Smart Investing Daily – Protection

Two Ways to Protect Your Retirement Portfolio In a Down Market

Jared Levy, Editor, Smart Investing Daily
Wednesday, September 01, 2010
 

SavingsOne of the oldest methods of protecting your retirement money is by spreading risk out among different stocks and sectors. While this may be a partially effective way of mitigating the risk of a major drawdown in your account, it does NOT ensure success. In fact, in a broad market sell-off, you may see several sectors moving lower at the same time, similar to what we’ve experienced over the past couple months.

That begs the question… what to do? The answer is simple…

Sell When Things Are Good or Scale Out of a Position

As a trader, controlling your greed, setting goals and being proactive can not only help preserve your regular capital, but your mental capital as well. Here’s what I mean. Let’s assume you bought the S&P 500 ETF (SPY:NYSE) at $107 on June 20, 2010; one week later, it is trading at $113 and the charts are looking shaky, not to mention the broad market is not very stable. At that moment, you could take some profits (you just made an annualized return of over 220%) by selling some or all of your shares. You could also sell covered calls against your stock. (Covered calls offer some protection and lower your cost basis.)
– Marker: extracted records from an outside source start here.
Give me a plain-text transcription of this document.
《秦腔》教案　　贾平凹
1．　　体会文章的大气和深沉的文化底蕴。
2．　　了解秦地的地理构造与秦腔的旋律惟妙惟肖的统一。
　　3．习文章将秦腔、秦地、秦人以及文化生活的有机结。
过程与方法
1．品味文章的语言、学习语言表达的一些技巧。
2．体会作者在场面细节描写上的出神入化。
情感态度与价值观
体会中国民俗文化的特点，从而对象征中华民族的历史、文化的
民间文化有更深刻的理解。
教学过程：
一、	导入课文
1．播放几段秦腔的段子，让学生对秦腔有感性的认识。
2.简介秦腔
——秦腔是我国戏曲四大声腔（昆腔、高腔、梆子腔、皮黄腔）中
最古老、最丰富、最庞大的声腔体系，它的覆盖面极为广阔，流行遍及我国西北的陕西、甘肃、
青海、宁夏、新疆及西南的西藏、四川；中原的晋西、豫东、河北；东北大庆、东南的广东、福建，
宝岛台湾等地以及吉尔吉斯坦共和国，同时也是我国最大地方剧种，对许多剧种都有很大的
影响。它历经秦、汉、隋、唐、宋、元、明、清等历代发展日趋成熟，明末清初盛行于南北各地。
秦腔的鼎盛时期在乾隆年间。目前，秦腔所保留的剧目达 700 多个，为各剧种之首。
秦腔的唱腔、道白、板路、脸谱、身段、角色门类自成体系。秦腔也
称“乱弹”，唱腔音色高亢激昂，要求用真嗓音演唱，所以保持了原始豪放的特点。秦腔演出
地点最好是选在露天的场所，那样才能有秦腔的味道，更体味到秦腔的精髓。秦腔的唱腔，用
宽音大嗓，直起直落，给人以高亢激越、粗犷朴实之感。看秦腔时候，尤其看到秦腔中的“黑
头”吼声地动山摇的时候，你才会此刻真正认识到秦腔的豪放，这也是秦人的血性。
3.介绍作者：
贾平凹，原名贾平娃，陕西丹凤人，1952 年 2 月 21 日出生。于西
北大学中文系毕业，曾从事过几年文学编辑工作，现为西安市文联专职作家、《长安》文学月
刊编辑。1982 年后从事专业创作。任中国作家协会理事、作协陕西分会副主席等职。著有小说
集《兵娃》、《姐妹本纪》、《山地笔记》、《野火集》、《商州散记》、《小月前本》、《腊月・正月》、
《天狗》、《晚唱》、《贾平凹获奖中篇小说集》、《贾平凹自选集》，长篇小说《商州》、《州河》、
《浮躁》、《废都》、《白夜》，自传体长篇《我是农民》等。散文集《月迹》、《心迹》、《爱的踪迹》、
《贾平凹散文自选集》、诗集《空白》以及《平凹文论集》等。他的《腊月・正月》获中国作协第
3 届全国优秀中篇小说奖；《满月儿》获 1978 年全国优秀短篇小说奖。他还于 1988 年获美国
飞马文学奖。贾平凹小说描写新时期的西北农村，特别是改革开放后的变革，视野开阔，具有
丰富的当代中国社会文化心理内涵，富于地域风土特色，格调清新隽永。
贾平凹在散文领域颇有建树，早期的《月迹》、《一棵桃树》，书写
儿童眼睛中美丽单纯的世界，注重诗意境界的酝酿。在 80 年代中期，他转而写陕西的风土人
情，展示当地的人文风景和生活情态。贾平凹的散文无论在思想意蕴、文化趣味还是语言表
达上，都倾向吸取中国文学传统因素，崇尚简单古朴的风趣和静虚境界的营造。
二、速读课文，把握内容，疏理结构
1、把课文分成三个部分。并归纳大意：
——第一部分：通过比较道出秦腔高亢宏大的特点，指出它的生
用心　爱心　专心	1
In either instance, not only would you have a winning trade that would increase the size of your account, but you would also have a sense of accomplishment and feel more confident when entering your next trade. Not to mention, you would have the capital freed up to do so. This proactive approach to trading is a necessity in today’s uncertain financial markets.
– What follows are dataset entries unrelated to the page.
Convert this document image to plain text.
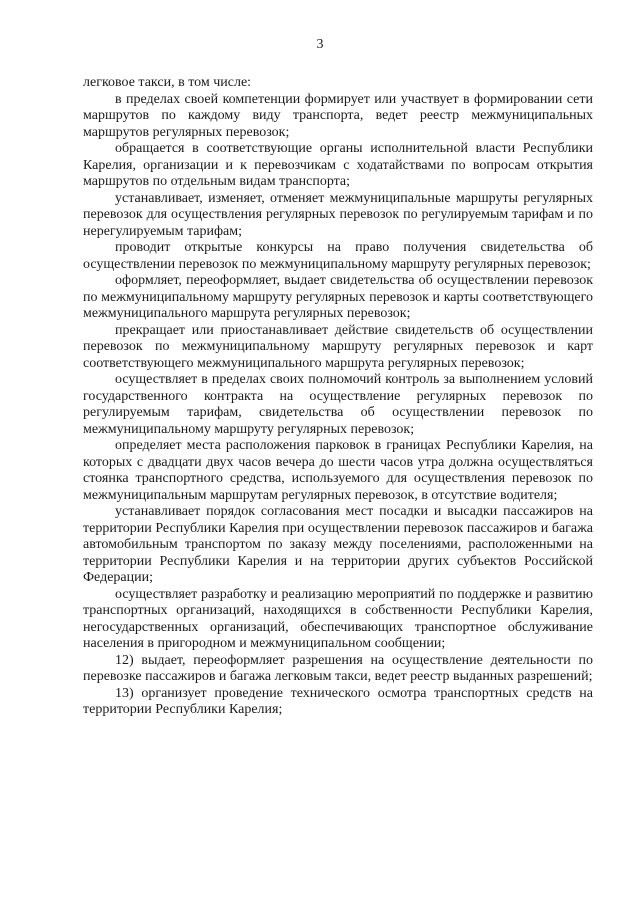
3

легковое такси, в том числе:

в пределах своей компетенции формирует или участвует в формировании сети маршрутов по каждому виду транспорта, ведет реестр межмуниципальных маршрутов регулярных перевозок;

обращается в соответствующие органы исполнительной власти Республики Карелия, организации и к перевозчикам с ходатайствами по вопросам открытия маршрутов по отдельным видам транспорта;

устанавливает, изменяет, отменяет межмуниципальные маршруты регулярных перевозок для осуществления регулярных перевозок по регулируемым тарифам и по нерегулируемым тарифам;

проводит открытые конкурсы на право получения свидетельства об осуществлении перевозок по межмуниципальному маршруту регулярных перевозок;

оформляет, переоформляет, выдает свидетельства об осуществлении перевозок по межмуниципальному маршруту регулярных перевозок и карты соответствующего межмуниципального маршрута регулярных перевозок;

прекращает или приостанавливает действие свидетельств об осуществлении перевозок по межмуниципальному маршруту регулярных перевозок и карт соответствующего межмуниципального маршрута регулярных перевозок;

осуществляет в пределах своих полномочий контроль за выполнением условий государственного контракта на осуществление регулярных перевозок по регулируемым тарифам, свидетельства об осуществлении перевозок по межмуниципальному маршруту регулярных перевозок;

определяет места расположения парковок в границах Республики Карелия, на которых с двадцати двух часов вечера до шести часов утра должна осуществляться стоянка транспортного средства, используемого для осуществления перевозок по межмуниципальным маршрутам регулярных перевозок, в отсутствие водителя;

устанавливает порядок согласования мест посадки и высадки пассажиров на территории Республики Карелия при осуществлении перевозок пассажиров и багажа автомобильным транспортом по заказу между поселениями, расположенными на территории Республики Карелия и на территории других субъектов Российской Федерации;

осуществляет разработку и реализацию мероприятий по поддержке и развитию транспортных организаций, находящихся в собственности Республики Карелия, негосударственных организаций, обеспечивающих транспортное обслуживание населения в пригородном и межмуниципальном сообщении;

12) выдает, переоформляет разрешения на осуществление деятельности по перевозке пассажиров и багажа легковым такси, ведет реестр выданных разрешений;

13) организует проведение технического осмотра транспортных средств на территории Республики Карелия;
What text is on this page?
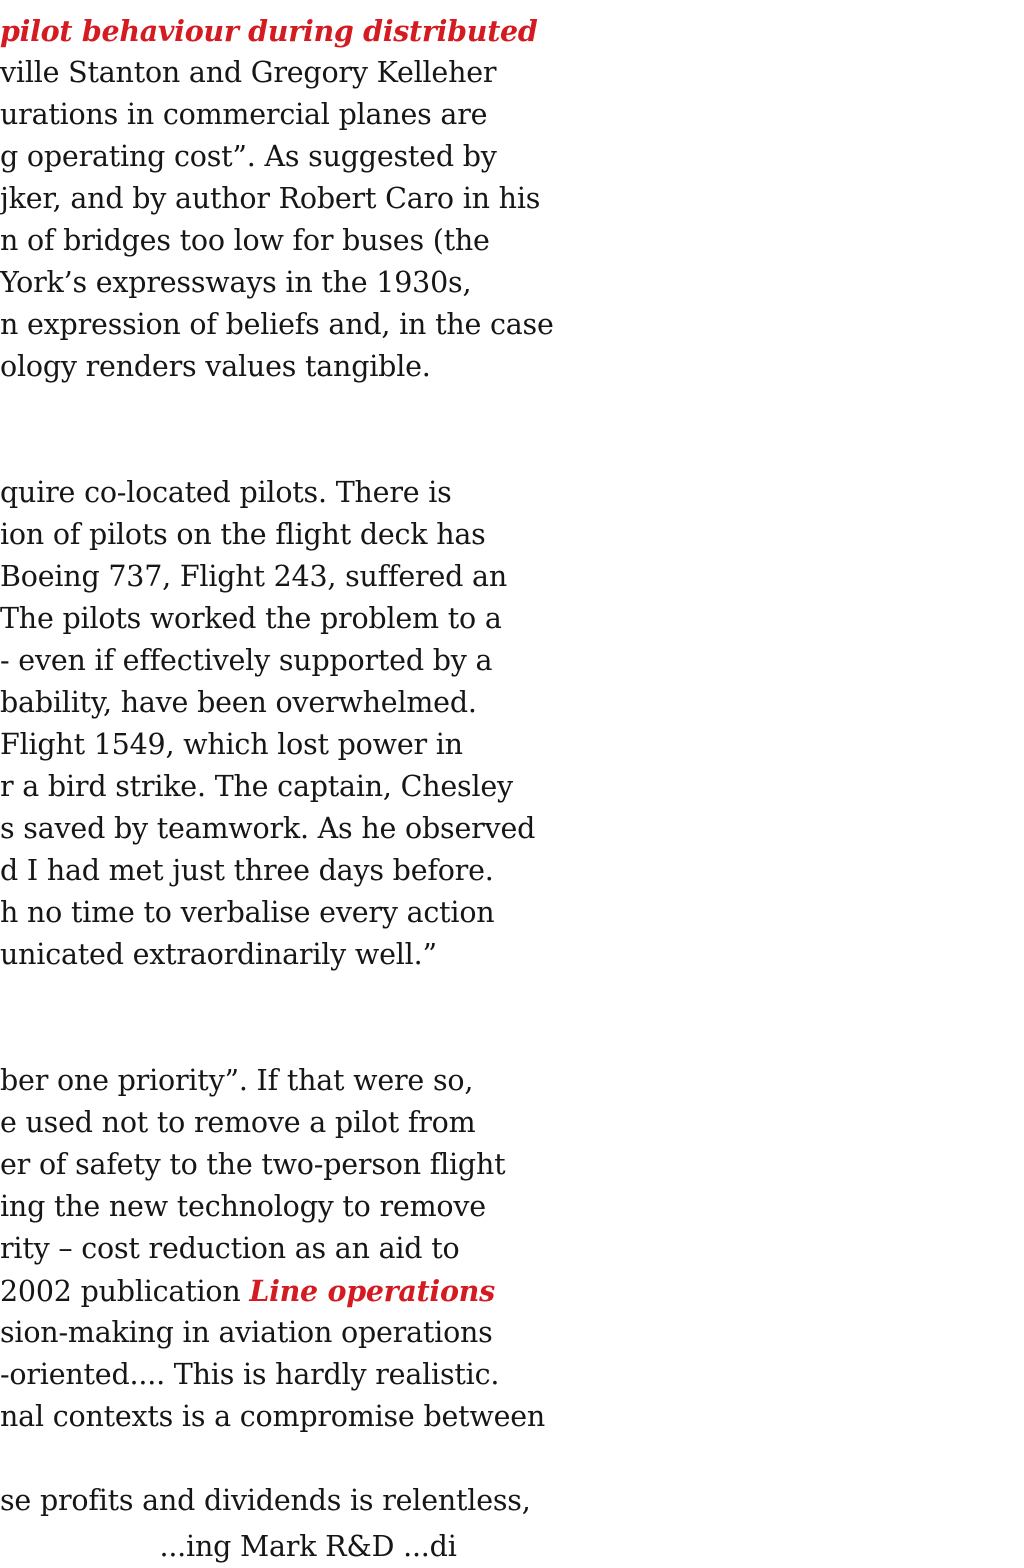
pilot behaviour during distributed
ville Stanton and Gregory Kelleher
urations in commercial planes are
g operating cost”. As suggested by
jker, and by author Robert Caro in his
n of bridges too low for buses (the
York’s expressways in the 1930s,
n expression of beliefs and, in the case
ology renders values tangible.
quire co-located pilots. There is
ion of pilots on the flight deck has
Boeing 737, Flight 243, suffered an
The pilots worked the problem to a
- even if effectively supported by a
bability, have been overwhelmed.
Flight 1549, which lost power in
r a bird strike. The captain, Chesley
s saved by teamwork. As he observed
d I had met just three days before.
h no time to verbalise every action
unicated extraordinarily well.”
ber one priority”. If that were so,
e used not to remove a pilot from
er of safety to the two-person flight
ing the new technology to remove
rity – cost reduction as an aid to
2002 publication Line operations
sion-making in aviation operations
-oriented.... This is hardly realistic.
nal contexts is a compromise between
se profits and dividends is relentless,
...ing Mark R&D ...di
Now let’s look at the flip side and assume you don’t sell because you had no profit goal established when you initiated the trade and you were feeling a bit greedy. So you decide not to sell but rather hold your long position. Just as above, the charts are shaky and a few days later, bad economic data hits the wires and sends the SPY sharply lower. In addition, the SPY gaps below the 200-day moving average of $111 (as it occurred on Aug. 10). What was support becomes resistance and your trade now becomes a loser.